I rant about it because that $10 billion or so, and similar sums spirited out of the public purse through corruption by white collar criminals, as well as wasteful expenditure by governments and their agents, could, if put to proper use, extricate us from the fiscal mess we flounder in partly because we have proclaimed financial debauchery as a cornerstone of our culture.

Twenty billion dollars out of a total budgetary expenditure that should never have exceeded $50 billion (except for capital works) is a lot of money that could be applied to enhancing nutrition, alleviating poverty, improving infrastructure, housing, health care and so on.

All that I have written thus far amounts to dreaming the impossible. Let me return to harsh realities. In 2017, the Government can garner greater revenues only if oil and gas production and prices improve significantly—it's that simple or complex, depending on one's perspective.

Why oil production has plummeted from 150,000 barrels per day in 2006 to 70,000 today, only the politicians and industry bosses can say. The same can be said of gas production, which has fallen by 15 per cent. If there is recovery to optimum levels in the latter (4.2 bcf/d) and, say, 80,000 bpd in oil, then the Government could earn another US$2 billion, which would boost the country's foreign exchange.

Outside of that, what else? Our manufacturers are aggressively exploring new markets and are likely to add a few hundred million more US dollars to the coffers. Niche markets for a few agri-exports can earn some foreign dollars. A vibrant cocoa industry, meaning beans-to-bars and beverages, has a US$200 million a year potential, but the stakeholders must exploit the full value-chain.

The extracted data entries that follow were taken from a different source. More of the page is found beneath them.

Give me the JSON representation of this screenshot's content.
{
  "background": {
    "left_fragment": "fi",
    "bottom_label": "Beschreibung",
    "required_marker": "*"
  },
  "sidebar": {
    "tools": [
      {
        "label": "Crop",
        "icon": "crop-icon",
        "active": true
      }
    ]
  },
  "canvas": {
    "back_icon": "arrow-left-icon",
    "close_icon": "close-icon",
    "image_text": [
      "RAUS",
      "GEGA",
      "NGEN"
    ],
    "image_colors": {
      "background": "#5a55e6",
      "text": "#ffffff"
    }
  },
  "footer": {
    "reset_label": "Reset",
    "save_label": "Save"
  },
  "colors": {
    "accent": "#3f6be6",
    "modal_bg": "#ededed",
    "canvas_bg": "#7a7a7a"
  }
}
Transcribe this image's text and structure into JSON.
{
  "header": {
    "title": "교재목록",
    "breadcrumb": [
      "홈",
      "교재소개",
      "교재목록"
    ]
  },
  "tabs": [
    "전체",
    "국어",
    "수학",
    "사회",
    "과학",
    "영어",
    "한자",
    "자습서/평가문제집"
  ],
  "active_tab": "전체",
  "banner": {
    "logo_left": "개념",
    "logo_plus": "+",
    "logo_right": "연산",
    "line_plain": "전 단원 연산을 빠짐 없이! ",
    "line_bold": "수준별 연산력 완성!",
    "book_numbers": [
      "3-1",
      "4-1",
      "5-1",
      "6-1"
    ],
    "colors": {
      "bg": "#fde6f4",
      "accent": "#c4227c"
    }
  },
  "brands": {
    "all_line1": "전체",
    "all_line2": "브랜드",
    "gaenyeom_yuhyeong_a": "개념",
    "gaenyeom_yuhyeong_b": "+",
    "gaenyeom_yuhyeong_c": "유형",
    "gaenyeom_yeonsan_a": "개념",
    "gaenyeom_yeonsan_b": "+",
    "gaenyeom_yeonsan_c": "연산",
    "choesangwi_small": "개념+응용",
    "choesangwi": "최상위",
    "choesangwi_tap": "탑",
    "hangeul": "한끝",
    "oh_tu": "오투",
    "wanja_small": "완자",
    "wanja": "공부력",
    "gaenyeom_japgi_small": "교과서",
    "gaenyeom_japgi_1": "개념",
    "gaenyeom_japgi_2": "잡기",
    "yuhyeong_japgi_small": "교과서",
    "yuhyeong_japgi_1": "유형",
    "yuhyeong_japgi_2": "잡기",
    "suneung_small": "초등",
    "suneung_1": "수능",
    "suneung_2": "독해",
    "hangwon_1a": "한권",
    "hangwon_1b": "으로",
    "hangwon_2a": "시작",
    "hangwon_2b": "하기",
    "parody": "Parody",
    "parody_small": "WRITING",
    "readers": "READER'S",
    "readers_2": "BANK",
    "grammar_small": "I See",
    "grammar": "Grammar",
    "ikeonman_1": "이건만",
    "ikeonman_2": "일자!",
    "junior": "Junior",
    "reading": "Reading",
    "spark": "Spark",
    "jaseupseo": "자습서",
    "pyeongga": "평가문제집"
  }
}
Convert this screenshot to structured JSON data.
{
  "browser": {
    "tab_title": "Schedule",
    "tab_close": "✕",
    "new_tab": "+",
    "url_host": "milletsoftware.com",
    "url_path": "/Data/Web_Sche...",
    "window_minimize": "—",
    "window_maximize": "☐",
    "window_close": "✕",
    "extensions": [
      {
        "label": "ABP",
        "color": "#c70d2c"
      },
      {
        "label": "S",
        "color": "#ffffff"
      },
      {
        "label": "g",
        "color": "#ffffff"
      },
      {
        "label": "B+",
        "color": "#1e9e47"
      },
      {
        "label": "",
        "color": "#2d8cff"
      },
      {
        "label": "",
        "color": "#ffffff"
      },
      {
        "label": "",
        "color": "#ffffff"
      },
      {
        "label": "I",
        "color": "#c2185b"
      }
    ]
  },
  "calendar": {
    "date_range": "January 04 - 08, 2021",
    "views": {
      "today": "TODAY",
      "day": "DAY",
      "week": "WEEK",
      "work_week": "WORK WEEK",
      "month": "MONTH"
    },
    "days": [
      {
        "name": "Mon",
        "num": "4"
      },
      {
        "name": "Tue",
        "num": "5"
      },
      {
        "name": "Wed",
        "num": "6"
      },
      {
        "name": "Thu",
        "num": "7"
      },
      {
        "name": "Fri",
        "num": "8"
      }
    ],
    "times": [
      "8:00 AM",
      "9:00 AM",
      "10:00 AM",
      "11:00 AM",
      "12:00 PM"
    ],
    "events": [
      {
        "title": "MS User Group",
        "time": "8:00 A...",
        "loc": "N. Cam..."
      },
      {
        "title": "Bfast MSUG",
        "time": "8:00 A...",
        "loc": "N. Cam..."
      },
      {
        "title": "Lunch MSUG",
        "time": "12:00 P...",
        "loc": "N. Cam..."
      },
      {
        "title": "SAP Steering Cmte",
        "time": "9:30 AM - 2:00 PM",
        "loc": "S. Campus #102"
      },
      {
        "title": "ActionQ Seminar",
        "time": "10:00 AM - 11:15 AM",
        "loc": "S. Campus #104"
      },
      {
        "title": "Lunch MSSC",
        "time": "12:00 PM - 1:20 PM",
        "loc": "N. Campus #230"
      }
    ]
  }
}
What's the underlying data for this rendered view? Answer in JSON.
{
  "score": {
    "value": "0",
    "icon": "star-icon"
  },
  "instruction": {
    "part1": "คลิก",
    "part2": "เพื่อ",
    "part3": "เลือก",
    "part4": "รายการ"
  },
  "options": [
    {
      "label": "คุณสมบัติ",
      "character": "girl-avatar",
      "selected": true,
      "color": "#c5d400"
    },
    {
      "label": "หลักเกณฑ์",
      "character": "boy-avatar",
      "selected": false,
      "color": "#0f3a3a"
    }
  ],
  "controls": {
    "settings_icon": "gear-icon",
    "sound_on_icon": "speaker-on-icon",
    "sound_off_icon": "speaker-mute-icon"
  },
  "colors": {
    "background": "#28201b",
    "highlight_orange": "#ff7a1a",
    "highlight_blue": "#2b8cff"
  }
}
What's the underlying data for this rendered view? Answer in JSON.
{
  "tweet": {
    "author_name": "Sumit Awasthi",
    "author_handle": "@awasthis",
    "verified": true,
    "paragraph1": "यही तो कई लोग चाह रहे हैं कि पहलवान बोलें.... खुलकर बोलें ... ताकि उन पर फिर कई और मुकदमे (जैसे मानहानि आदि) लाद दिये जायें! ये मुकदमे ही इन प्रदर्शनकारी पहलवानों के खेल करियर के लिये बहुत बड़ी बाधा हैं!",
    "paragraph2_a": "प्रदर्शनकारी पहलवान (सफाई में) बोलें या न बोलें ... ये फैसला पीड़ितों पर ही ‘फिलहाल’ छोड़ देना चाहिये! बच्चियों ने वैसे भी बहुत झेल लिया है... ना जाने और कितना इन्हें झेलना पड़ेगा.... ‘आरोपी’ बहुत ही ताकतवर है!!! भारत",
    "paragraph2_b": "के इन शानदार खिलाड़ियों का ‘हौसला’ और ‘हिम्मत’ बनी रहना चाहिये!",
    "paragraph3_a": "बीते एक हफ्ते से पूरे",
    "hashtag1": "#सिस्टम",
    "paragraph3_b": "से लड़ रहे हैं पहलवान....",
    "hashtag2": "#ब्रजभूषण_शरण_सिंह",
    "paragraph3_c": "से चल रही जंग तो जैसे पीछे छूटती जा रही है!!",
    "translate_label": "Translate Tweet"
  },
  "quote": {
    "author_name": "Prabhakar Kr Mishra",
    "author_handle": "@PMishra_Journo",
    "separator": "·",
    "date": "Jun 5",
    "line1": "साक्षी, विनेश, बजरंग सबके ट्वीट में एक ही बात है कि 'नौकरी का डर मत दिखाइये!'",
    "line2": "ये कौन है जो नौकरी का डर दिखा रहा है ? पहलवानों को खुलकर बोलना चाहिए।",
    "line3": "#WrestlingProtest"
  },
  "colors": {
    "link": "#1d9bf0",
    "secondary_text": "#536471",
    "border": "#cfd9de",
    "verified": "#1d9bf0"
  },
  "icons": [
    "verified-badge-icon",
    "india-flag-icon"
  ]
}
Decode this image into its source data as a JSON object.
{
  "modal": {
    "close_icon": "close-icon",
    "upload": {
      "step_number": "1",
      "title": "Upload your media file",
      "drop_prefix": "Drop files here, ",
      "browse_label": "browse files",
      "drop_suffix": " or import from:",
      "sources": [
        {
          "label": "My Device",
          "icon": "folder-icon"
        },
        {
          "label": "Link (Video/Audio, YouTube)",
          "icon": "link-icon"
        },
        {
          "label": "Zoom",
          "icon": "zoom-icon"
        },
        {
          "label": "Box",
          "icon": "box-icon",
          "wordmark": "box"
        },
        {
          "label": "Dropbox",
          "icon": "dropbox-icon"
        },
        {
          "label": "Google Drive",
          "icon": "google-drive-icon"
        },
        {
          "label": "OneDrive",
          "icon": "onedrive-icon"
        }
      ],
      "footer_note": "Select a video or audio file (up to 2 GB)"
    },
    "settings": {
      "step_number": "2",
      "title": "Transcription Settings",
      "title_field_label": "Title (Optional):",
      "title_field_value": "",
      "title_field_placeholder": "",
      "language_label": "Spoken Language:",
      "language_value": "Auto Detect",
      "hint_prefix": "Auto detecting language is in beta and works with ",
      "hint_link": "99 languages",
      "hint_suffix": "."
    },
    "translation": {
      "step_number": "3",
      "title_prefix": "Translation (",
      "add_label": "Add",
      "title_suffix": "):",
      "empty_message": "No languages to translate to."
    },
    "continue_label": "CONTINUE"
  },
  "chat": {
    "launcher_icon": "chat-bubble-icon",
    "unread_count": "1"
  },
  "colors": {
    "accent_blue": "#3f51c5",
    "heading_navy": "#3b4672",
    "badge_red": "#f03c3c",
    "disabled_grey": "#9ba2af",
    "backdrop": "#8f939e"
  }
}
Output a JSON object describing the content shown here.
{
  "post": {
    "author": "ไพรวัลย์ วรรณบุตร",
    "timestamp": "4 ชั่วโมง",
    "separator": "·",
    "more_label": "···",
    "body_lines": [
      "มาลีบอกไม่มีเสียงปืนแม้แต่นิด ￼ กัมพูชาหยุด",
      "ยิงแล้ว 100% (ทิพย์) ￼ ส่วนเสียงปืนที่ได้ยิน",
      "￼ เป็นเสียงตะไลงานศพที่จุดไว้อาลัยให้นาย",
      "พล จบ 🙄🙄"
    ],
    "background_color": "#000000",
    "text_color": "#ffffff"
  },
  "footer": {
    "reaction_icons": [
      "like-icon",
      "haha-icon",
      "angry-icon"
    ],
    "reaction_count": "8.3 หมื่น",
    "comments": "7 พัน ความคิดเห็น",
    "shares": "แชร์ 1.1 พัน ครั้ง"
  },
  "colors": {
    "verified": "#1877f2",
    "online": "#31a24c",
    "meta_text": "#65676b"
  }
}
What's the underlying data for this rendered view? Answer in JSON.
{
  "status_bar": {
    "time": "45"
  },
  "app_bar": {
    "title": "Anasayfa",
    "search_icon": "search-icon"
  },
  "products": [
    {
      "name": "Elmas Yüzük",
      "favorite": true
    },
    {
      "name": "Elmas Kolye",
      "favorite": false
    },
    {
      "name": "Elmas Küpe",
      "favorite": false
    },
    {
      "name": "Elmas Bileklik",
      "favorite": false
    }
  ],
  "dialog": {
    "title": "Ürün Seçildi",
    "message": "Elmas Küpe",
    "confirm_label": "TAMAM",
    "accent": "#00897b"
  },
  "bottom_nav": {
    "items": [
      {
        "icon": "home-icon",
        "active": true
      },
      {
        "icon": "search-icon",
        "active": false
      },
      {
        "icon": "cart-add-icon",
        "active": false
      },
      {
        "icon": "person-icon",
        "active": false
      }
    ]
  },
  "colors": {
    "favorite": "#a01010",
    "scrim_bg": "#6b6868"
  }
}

In 2017, the Government must mount an aggressive one-local-meal-a-day programme, which, if successful, could save us at least US$500 million in foreign exchange, as well as yield nutrition and health benefits of untold value, and boost domestic agriculture.

I haven't touched the creative industries—entertainment, fashion, arts, film, etc—that hold immense potential. Let us start with the biggest pan manufacturing facility in the world.

We have talked “tatah” for far too long. In 2017, we must do, or die like stray dogs on the busy global highway of achievers.